Trump: GOP ‘Very Close’ on Tax Bill, Effects Would Start in February

President endorses 21 percent corporate rate

President Donald Trump said floor votes on the GOP compromise tax bill are “just days away.” (Bill Clark/CQ Roll Call file photo)

Updated 3:46 p.m. | President Donald Trump announced Wednesday that Republican House and Senate tax negotiators have struck a deal on a final overhaul measure. He said Americans will feel the benefits by February if Congress sends him a bill by Christmas.

“As I speak, Congress has reached an agreement on tax legislation that will deliver more jobs, higher wages and massive tax relief for American families and American companies,” the president said, delivering his final pitch flanked by Christmas trees in the White House’s Grand Foyer.

“It’s going to be a lot of money,” said Trump, who then touted GOP estimates about how the measure will help middle-class families: “You’re going to have an extra $2,000.”

Trump said floor votes are “just days away — I hope, I hope.” If both chambers pass the compromise bill, Republicans will be “delivering that victory to the American people,” he said, referring to his campaign pledge to cut taxes.

After turning the microphone over to others — some joined by their young children — the president revealed that the Internal Revenue Service has calculated the measure would help people and businesses within two months.

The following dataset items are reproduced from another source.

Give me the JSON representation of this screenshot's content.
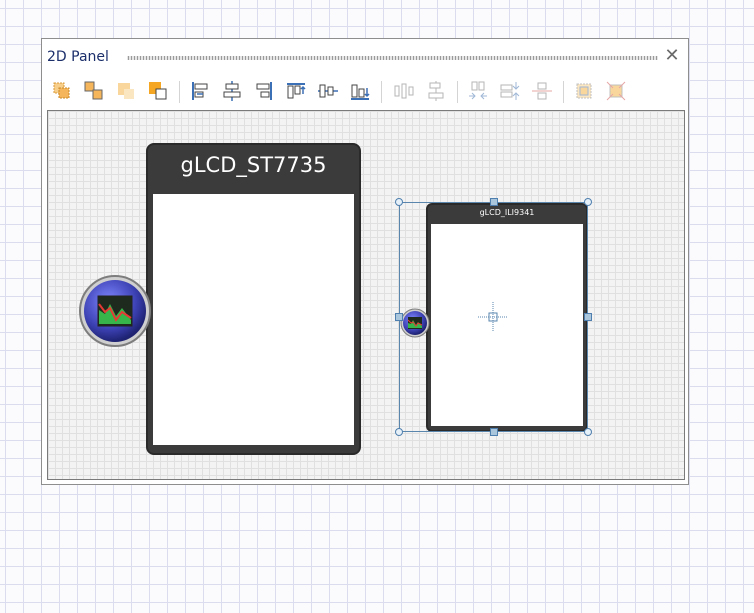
{
  "panel": {
    "title": "2D Panel",
    "close_symbol": "✕"
  },
  "toolbar": {
    "buttons": [
      {
        "name": "group-objects-icon",
        "enabled": true
      },
      {
        "name": "ungroup-objects-icon",
        "enabled": true
      },
      {
        "name": "send-backward-icon",
        "enabled": true
      },
      {
        "name": "bring-forward-icon",
        "enabled": true
      },
      {
        "name": "align-left-icon",
        "enabled": true
      },
      {
        "name": "align-center-icon",
        "enabled": true
      },
      {
        "name": "align-right-icon",
        "enabled": true
      },
      {
        "name": "align-top-icon",
        "enabled": true
      },
      {
        "name": "align-middle-icon",
        "enabled": true
      },
      {
        "name": "align-bottom-icon",
        "enabled": true
      },
      {
        "name": "distribute-horizontal-icon",
        "enabled": false
      },
      {
        "name": "distribute-vertical-icon",
        "enabled": false
      },
      {
        "name": "make-same-width-icon",
        "enabled": false
      },
      {
        "name": "make-same-height-icon",
        "enabled": false
      },
      {
        "name": "make-same-size-icon",
        "enabled": false
      },
      {
        "name": "fit-to-content-icon",
        "enabled": false
      },
      {
        "name": "reset-size-icon",
        "enabled": false
      }
    ]
  },
  "canvas": {
    "components": [
      {
        "title": "gLCD_ST7735",
        "icon": "chart-component-icon"
      },
      {
        "title": "gLCD_ILI9341",
        "icon": "chart-component-icon",
        "selected": true
      }
    ]
  },
  "colors": {
    "lcd_body": "#3b3b3b",
    "selection": "#5a86ad",
    "icon_orange": "#f5a623",
    "icon_blue": "#3b6fb6",
    "component_orb": "#3a3fb0"
  }
}
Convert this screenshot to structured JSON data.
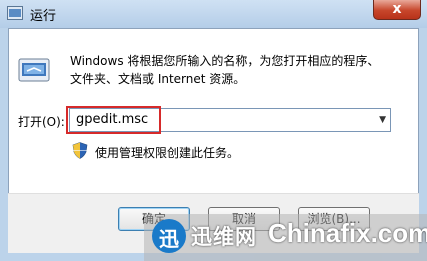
{
  "window": {
    "title": "运行",
    "close_glyph": "x"
  },
  "dialog": {
    "description": "Windows 将根据您所输入的名称，为您打开相应的程序、文件夹、文档或 Internet 资源。",
    "open_label": "打开(O):",
    "command_value": "gpedit.msc",
    "admin_notice": "使用管理权限创建此任务。",
    "ok_label": "确定",
    "cancel_label": "取消",
    "browse_label": "浏览(B)..."
  },
  "watermark": {
    "logo_text": "迅",
    "brand_cn": "迅维网",
    "brand_en": "Chinafix.com"
  },
  "icons": [
    "run-icon",
    "shield-icon",
    "dropdown-arrow-icon",
    "close-icon"
  ],
  "colors": {
    "highlight": "#d62a2a",
    "close_button": "#c7462b"
  }
}
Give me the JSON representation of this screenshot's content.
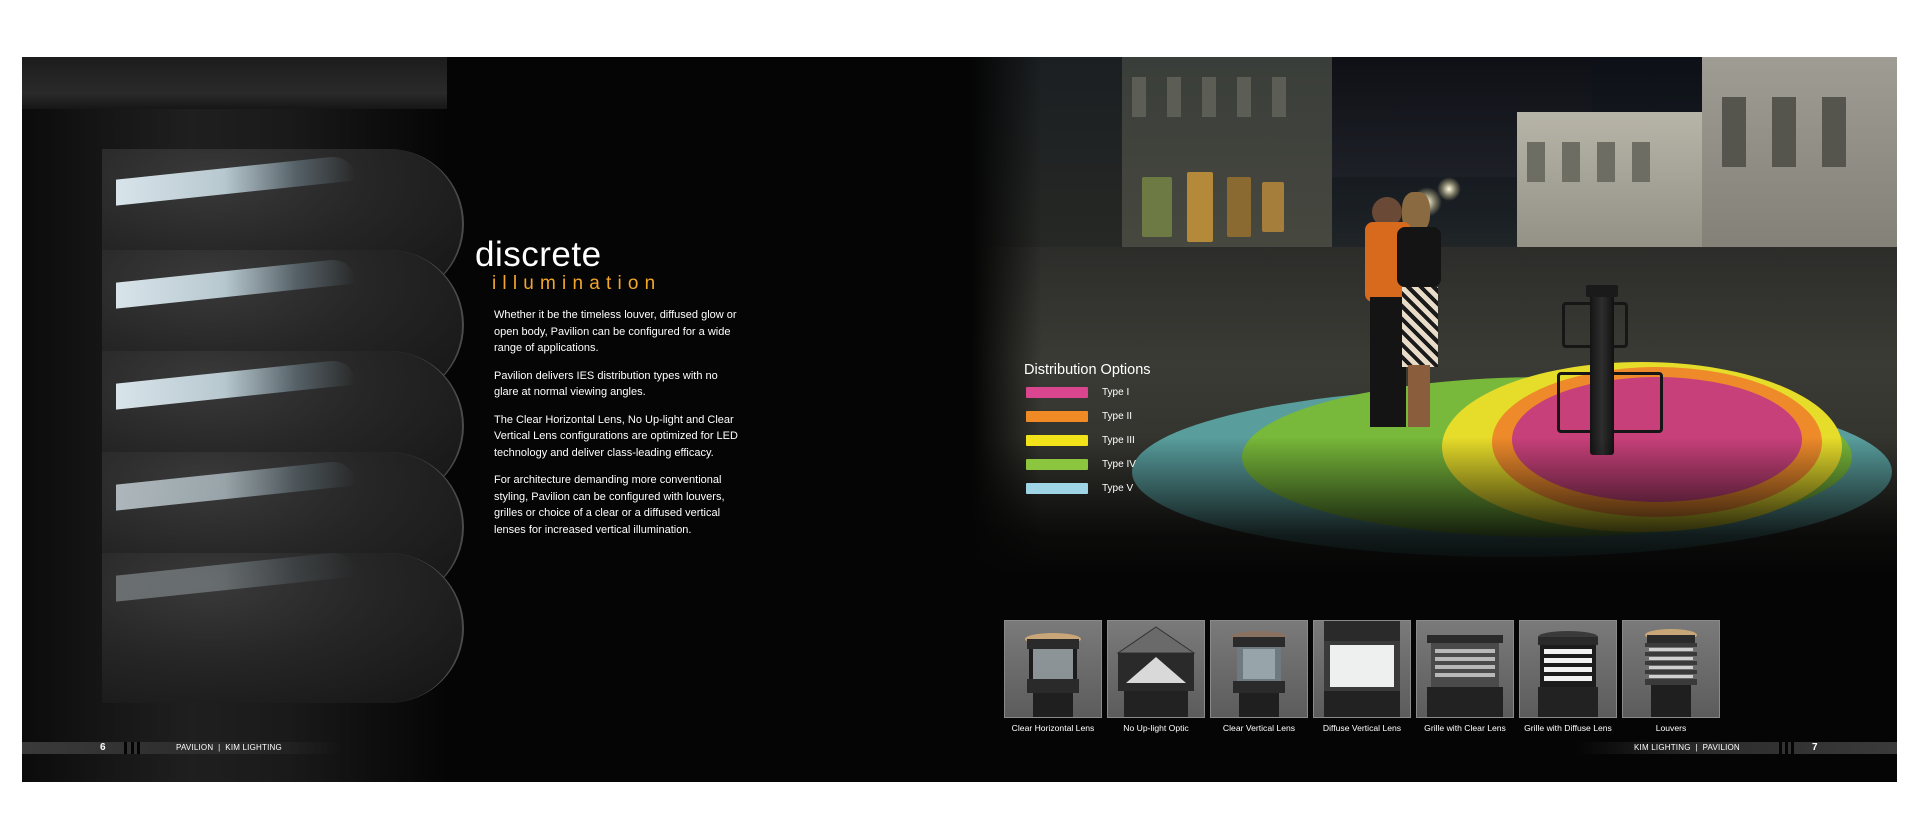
{
  "left_page": {
    "title": "discrete",
    "subtitle": "illumination",
    "paragraphs": [
      "Whether it be the timeless louver, diffused glow or open body, Pavilion can be configured for a wide range of applications.",
      "Pavilion delivers IES distribution types with no glare at normal viewing angles.",
      "The Clear Horizontal Lens, No Up-light and Clear Vertical Lens configurations are optimized for LED technology and deliver class-leading efficacy.",
      "For architecture demanding more conventional styling, Pavilion can be configured with louvers, grilles or choice of a clear or a diffused vertical lenses for increased vertical illumination."
    ],
    "page_number": "6",
    "folio": "PAVILION  |  KIM LIGHTING"
  },
  "right_page": {
    "distribution_title": "Distribution Options",
    "distribution_types": [
      {
        "label": "Type I",
        "color": "#d9458f"
      },
      {
        "label": "Type II",
        "color": "#f08a24"
      },
      {
        "label": "Type III",
        "color": "#f2e21a"
      },
      {
        "label": "Type IV",
        "color": "#8cc63f"
      },
      {
        "label": "Type V",
        "color": "#9fd3e6"
      }
    ],
    "optics": [
      {
        "label": "Clear Horizontal Lens",
        "icon": "clear-horizontal-lens-icon"
      },
      {
        "label": "No Up-light Optic",
        "icon": "no-uplight-optic-icon"
      },
      {
        "label": "Clear Vertical Lens",
        "icon": "clear-vertical-lens-icon"
      },
      {
        "label": "Diffuse Vertical Lens",
        "icon": "diffuse-vertical-lens-icon"
      },
      {
        "label": "Grille with Clear Lens",
        "icon": "grille-clear-lens-icon"
      },
      {
        "label": "Grille with Diffuse Lens",
        "icon": "grille-diffuse-lens-icon"
      },
      {
        "label": "Louvers",
        "icon": "louvers-icon"
      }
    ],
    "page_number": "7",
    "folio": "KIM LIGHTING  |  PAVILION"
  },
  "colors": {
    "accent": "#f2a62a",
    "background": "#050505"
  }
}
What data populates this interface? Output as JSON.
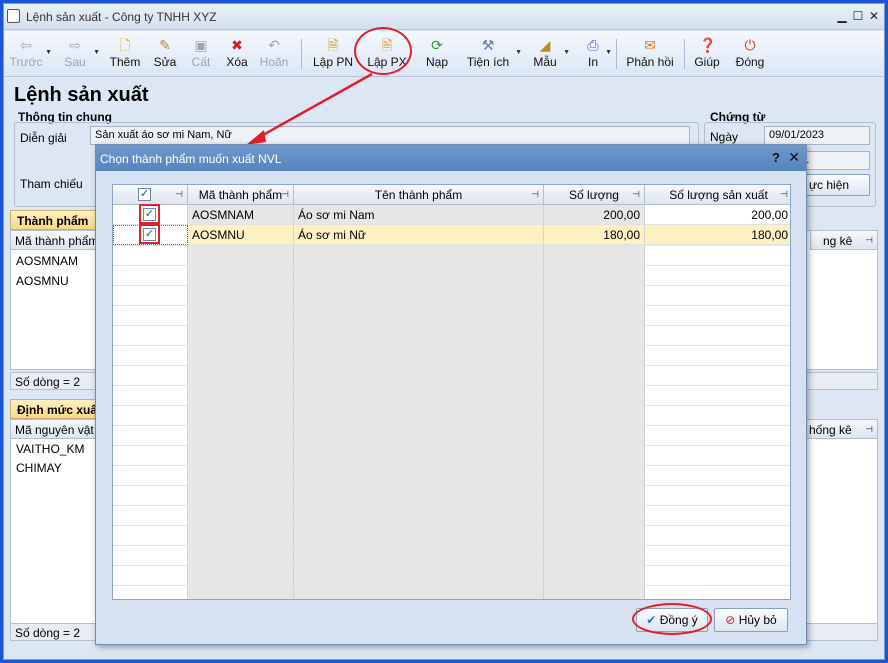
{
  "window": {
    "title": "Lệnh sản xuất - Công ty TNHH XYZ",
    "min": "▁",
    "max": "☐",
    "close": "✕"
  },
  "toolbar": {
    "prev": "Trước",
    "next": "Sau",
    "add": "Thêm",
    "edit": "Sửa",
    "save": "Cất",
    "delete": "Xóa",
    "undo": "Hoãn",
    "lap_pn": "Lập PN",
    "lap_px": "Lập PX",
    "reload": "Nạp",
    "utilities": "Tiện ích",
    "template": "Mẫu",
    "print": "In",
    "feedback": "Phản hồi",
    "help": "Giúp",
    "close": "Đóng"
  },
  "page": {
    "title": "Lệnh sản xuất"
  },
  "general": {
    "group_label": "Thông tin chung",
    "description_label": "Diễn giải",
    "description_value": "Sản xuất áo sơ mi Nam, Nữ",
    "reference_label": "Tham chiếu"
  },
  "voucher": {
    "group_label": "Chứng từ",
    "date_label": "Ngày",
    "date_value": "09/01/2023",
    "number_fragment": "01",
    "status_fragment": "ực hiện"
  },
  "products_panel": {
    "header": "Thành phẩm",
    "col_code": "Mã thành phẩm",
    "col_stat_fragment": "ng kê",
    "rows": [
      "AOSMNAM",
      "AOSMNU"
    ],
    "footer": "Số dòng = 2"
  },
  "materials_panel": {
    "header": "Định mức xuấ",
    "col_code": "Mã nguyên vật li",
    "col_stat_fragment": "hống kê",
    "rows": [
      "VAITHO_KM",
      "CHIMAY"
    ],
    "footer": "Số dòng = 2"
  },
  "dialog": {
    "title": "Chọn thành phẩm muốn xuất NVL",
    "help": "?",
    "close": "✕",
    "columns": {
      "check": "✓",
      "code": "Mã thành phẩm",
      "name": "Tên thành phẩm",
      "qty": "Số lượng",
      "prod_qty": "Số lượng sản xuất"
    },
    "rows": [
      {
        "checked": "✓",
        "code": "AOSMNAM",
        "name": "Áo sơ mi Nam",
        "qty": "200,00",
        "prod_qty": "200,00"
      },
      {
        "checked": "✓",
        "code": "AOSMNU",
        "name": "Áo sơ mi Nữ",
        "qty": "180,00",
        "prod_qty": "180,00"
      }
    ],
    "ok": "Đồng ý",
    "cancel": "Hủy bỏ"
  },
  "colors": {
    "accent_red": "#e0202a",
    "dialog_title": "#5a88c0",
    "selected_row": "#fdf1c4",
    "panel_header": "#f9d981"
  }
}
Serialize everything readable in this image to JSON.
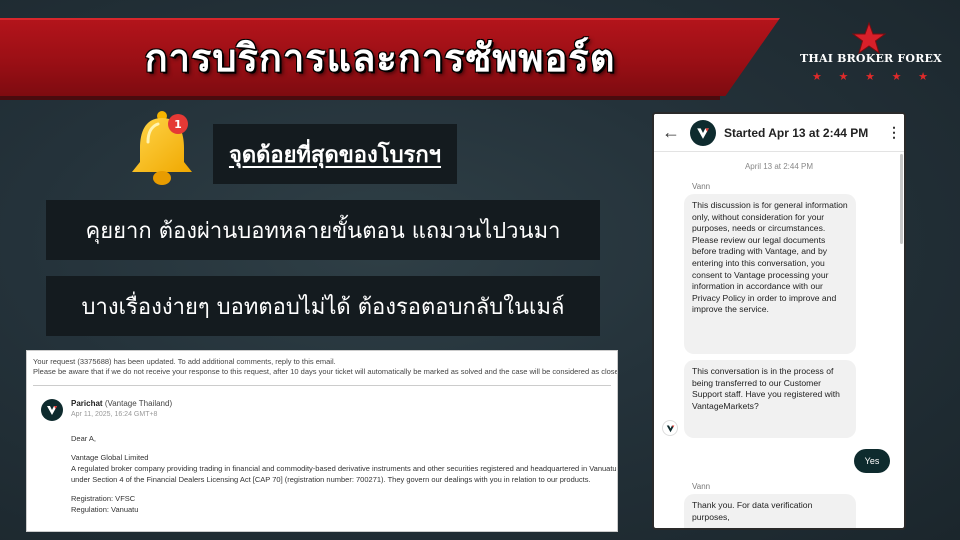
{
  "header": {
    "title": "การบริการและการซัพพอร์ต"
  },
  "logo": {
    "text": "THAI BROKER FOREX",
    "stars": [
      "★",
      "★",
      "★",
      "★",
      "★"
    ],
    "accent_color": "#e02a2a"
  },
  "bell": {
    "badge_count": "1"
  },
  "weakness": {
    "heading": "จุดด้อยที่สุดของโบรกฯ",
    "points": [
      "คุยยาก ต้องผ่านบอทหลายขั้นตอน แถมวนไปวนมา",
      "บางเรื่องง่ายๆ บอทตอบไม่ได้ ต้องรอตอบกลับในเมล์"
    ]
  },
  "email": {
    "notice_line1": "Your request (3375688) has been updated. To add additional comments, reply to this email.",
    "notice_line2": "Please be aware that if we do not receive your response to this request, after 10 days your ticket will automatically be marked as solved and the case will be considered as closed.",
    "sender_name": "Parichat",
    "sender_org": "(Vantage Thailand)",
    "sender_date": "Apr 11, 2025, 16:24 GMT+8",
    "greeting": "Dear A,",
    "company": "Vantage Global Limited",
    "description_line1": "A regulated broker company providing trading in financial and commodity-based derivative instruments and other securities registered and headquartered in Vanuatu since",
    "description_line2": "under Section 4 of the Financial Dealers Licensing Act [CAP 70] (registration number: 700271). They govern our dealings with you in relation to our products.",
    "registration": "Registration: VFSC",
    "regulation": "Regulation: Vanuatu"
  },
  "chat": {
    "title": "Started Apr 13 at 2:44 PM",
    "date_label": "April 13 at 2:44 PM",
    "sender_name": "Vann",
    "message1": "This discussion is for general information only, without consideration for your purposes, needs or circumstances. Please review our legal documents before trading with Vantage, and by entering into this conversation, you consent to Vantage processing your information in accordance with our Privacy Policy in order to improve and improve the service.",
    "message2": "This conversation is in the process of being transferred to our Customer Support staff. Have you registered with VantageMarkets?",
    "user_reply": "Yes",
    "sender_name2": "Vann",
    "message3": "Thank you. For data verification purposes,",
    "brand_color": "#0e2b2e"
  }
}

“It is critically important for Congress to pass these tax cuts,” Trump said. “If Congress sends me a bill before Christmas, the IRS … has just confirmed that Americans will see lower taxes and bigger paychecks beginning in February.”

The address came a few hours after he had a working lunch with House and Senate GOP conferees at the White House, during which he endorsed one of the key changes the negotiators made: an upward adjustment to the corporate rate.

“While the media has focused on the differences between the House and Senate bills, we have very talented representatives right here. I think I can say, Orrin, that we’re very close,” Trump said, looking at Senate Finance Chairman Orrin G. Hatch. “We’re very, very close.”

“We’ll get it done,” the Utah Republican said. 

Trump signaled his support for tax conferees raising the corporate tax rate from the 20 percent level in the House and Senate bills to 21 percent: “It’s at 35 [percent] right now, so if it got down to 21 [percent], I would certainly be thrilled.”

He told reporters and the lawmakers he felt “guilty” for having them over for a working lunch because they are so close to a final deal on a bill he sold as a job-creation measure. “I want to have a very fast lunch so you can go immediately back and finish it up,” he said. “It’s going to be something very, very special.

“It’s really a tax cut based on jobs and also very good for companies, which also means jobs,” the president said.

Trump offered a teaser, saying there would be a “surprise” in the conferees’ emerging compromise bill, but he told House Ways and Means Chairman Kevin Brady that “maybe I’ll hold the surprise — I think you’ll be very happy with it.”

“So we’re very close to getting it done. We’re very close to voting,” the president said, then touting the performance of the economy since he took office on Jan. 20. “Our economy … has surged from where it [was] when I took it over. We were having an economy that was going in the wrong direction.”

After his remarks, Trump was asked about Tuesday’s Alabama special Senate election, where the GOP candidate he endorsed, Roy Moore, lost to Democrat Doug Jones.

“I would have liked to have had the seat,” Trump said. He said he also doubts the coming loss of a Republican seat will hinder the party’s pursuit of its legislative agenda.

“I think it’s very important for the country to get a vote next week, not because we lost a seat,” he said. “As the leader of the party, I would’ve liked to have had the seat. … I will tell you, to me, it’s very important to get this vote, not because of that.”

“I don’t know what the vote will be,” he said. “I think we’re going to get the vote[s]. We have to get more senators and more congressmen that are Republicans elected in ’18.”